If you thought you would find some clarity in Deckers’ consensus earnings outlook, think again. Currently, Wall Street is expecting a profit of $2.61, versus Deckers’ guidance of $2.73 per share offered during the company’s third-quarter earnings report. Muddying the waters further, EarningsWhisper.com reports that Deckers’ Q4 whisper number rests at $2.82 per share.

Looking at revenue expectations, analysts are anticipating sales of $623.02 million, compared to Deckers’ guidance of $640.08 million.

Even the brokerage community’s ratings offer up a mixed outlook on DECK. Specifically, data from Thomson/First Call reveal eight “buy” ratings compared to eight “holds” and one “sell” rating. Meanwhile, the 12-month consensus price target for DECK rests at $43.87, a mere 8% premium to yesterday’s close.

Short sellers, on the other hand, have been pretty blatant in expressing their opinion on DECK shares. Despite an 8% decline in short interest, a whopping 43% of DECK’s float (or shares available for public trading) remains sold short. If the company were to post strong earnings and reassure investors with solid guidance, it could create a significant short-squeeze situation.

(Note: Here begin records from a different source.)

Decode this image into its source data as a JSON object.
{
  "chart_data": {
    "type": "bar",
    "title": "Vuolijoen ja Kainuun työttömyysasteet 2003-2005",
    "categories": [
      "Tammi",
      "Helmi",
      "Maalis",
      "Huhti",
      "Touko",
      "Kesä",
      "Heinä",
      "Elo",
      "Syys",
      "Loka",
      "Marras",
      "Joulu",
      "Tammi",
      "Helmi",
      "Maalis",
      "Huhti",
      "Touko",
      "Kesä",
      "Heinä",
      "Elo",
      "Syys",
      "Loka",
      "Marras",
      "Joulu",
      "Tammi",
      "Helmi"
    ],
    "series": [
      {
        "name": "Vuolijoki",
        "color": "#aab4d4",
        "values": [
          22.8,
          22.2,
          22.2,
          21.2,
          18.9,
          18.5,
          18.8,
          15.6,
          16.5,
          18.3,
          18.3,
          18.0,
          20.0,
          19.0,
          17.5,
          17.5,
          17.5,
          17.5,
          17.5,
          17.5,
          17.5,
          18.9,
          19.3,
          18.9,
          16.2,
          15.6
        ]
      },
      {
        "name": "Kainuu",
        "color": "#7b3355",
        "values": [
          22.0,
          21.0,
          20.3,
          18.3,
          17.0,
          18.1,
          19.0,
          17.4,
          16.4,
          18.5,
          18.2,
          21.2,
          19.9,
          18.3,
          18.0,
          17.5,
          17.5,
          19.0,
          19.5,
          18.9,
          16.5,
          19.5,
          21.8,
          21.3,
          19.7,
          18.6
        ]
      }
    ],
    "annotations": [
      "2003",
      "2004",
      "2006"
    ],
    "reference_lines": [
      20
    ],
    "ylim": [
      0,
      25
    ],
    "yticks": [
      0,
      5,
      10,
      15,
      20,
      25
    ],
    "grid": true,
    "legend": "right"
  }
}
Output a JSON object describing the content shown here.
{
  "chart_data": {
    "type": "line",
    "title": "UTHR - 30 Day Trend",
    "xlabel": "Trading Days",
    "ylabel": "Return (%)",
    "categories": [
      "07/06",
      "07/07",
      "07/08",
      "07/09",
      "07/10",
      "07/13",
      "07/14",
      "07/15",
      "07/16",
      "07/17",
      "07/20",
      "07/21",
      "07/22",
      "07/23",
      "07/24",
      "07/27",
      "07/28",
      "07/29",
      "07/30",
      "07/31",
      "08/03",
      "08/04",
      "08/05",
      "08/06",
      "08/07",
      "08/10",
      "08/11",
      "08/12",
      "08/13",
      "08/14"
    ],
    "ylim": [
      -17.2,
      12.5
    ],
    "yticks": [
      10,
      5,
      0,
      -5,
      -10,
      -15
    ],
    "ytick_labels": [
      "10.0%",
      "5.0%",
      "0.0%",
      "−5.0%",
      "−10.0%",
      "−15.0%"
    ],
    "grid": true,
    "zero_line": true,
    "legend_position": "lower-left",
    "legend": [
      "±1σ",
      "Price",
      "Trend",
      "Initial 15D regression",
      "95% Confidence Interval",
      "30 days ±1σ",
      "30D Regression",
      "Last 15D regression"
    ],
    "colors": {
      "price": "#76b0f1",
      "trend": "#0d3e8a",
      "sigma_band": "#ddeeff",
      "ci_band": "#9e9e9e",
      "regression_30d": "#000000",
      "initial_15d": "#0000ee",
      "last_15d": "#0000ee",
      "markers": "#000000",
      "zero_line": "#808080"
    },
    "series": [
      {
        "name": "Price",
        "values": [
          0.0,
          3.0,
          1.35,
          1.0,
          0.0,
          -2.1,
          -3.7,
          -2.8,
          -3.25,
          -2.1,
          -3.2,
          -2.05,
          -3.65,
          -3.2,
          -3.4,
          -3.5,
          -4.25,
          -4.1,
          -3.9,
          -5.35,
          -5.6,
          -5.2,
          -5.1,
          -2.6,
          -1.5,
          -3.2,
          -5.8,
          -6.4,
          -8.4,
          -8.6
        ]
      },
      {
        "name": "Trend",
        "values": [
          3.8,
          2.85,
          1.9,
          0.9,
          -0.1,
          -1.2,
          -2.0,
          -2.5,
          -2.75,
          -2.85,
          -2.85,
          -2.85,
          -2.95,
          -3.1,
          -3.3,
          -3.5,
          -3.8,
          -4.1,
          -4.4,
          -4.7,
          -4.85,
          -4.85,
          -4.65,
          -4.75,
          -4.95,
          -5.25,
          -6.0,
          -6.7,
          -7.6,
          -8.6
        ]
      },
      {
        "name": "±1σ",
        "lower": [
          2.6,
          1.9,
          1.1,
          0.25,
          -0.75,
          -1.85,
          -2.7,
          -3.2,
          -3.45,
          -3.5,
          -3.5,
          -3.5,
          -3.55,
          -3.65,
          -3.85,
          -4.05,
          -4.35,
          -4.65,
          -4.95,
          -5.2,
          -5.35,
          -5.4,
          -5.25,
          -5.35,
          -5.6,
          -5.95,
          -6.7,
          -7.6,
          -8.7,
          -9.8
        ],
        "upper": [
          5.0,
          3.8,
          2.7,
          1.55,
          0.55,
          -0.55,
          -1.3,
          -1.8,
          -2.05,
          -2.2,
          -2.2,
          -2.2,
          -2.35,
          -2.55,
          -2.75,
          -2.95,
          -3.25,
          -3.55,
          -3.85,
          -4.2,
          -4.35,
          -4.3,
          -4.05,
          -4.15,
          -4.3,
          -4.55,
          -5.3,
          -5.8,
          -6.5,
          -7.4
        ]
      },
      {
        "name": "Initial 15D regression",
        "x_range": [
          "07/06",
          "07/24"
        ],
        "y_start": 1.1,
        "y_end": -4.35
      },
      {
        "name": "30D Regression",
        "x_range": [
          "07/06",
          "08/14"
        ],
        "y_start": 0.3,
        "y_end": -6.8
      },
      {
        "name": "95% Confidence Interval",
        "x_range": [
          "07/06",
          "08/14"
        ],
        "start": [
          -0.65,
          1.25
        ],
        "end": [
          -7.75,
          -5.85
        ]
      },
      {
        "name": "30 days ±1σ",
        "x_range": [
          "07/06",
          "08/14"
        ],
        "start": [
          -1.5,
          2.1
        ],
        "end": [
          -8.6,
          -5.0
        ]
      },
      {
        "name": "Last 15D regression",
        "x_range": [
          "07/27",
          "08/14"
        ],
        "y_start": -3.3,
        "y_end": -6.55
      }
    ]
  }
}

However, options activity hints that either short sellers are buying calls to hedge against a post-earnings rally, or that options traders are considerably bullish on DECK in their own right. Specifically, the March/April put/call open interest ratio currently rests at 0.53, with call open interest nearly doubling put open interest in the front two months of options.

Taking a closer look at March options reveals that implieds have priced in a post earnings move in excess of 17% for DECK. With the stock currently pinned between its 50-day and 200-day moving averages, it’s almost temping to sell option premium ahead of tonight’s quarterly report. But only “almost.” DECK has a history of sizable post earnings moves … and unless you position your trade correctly, a premium selling strategy on DECK could lead to sizable losses.

Instead, traders looking to position themselves ahead of DECK’s quarterly report will be better off picking indirectly and utilizing a spread strategy to lower their risk on the trade. With indications that UGG sales might have been a bit weaker last quarter due to warmer weather, and with guidance up in the air for many retailers, I’m leaning toward an April 35/40 bear put spread.

Skittish investors might want to wait until after the report to enter a position, but if you can handle the risk, the April 35/40 put spread was offered at $2.35, or $235 per pair of contracts, at the close of trading Wednesday. Breakeven lies at $37.65, while a maximum profit of $2.65, or $265 per pair of contracts, can be had if DECK closes at or below $35 when April options expire.

As of this writing, Joseph Hargett did not hold a position in any of the aforementioned securities.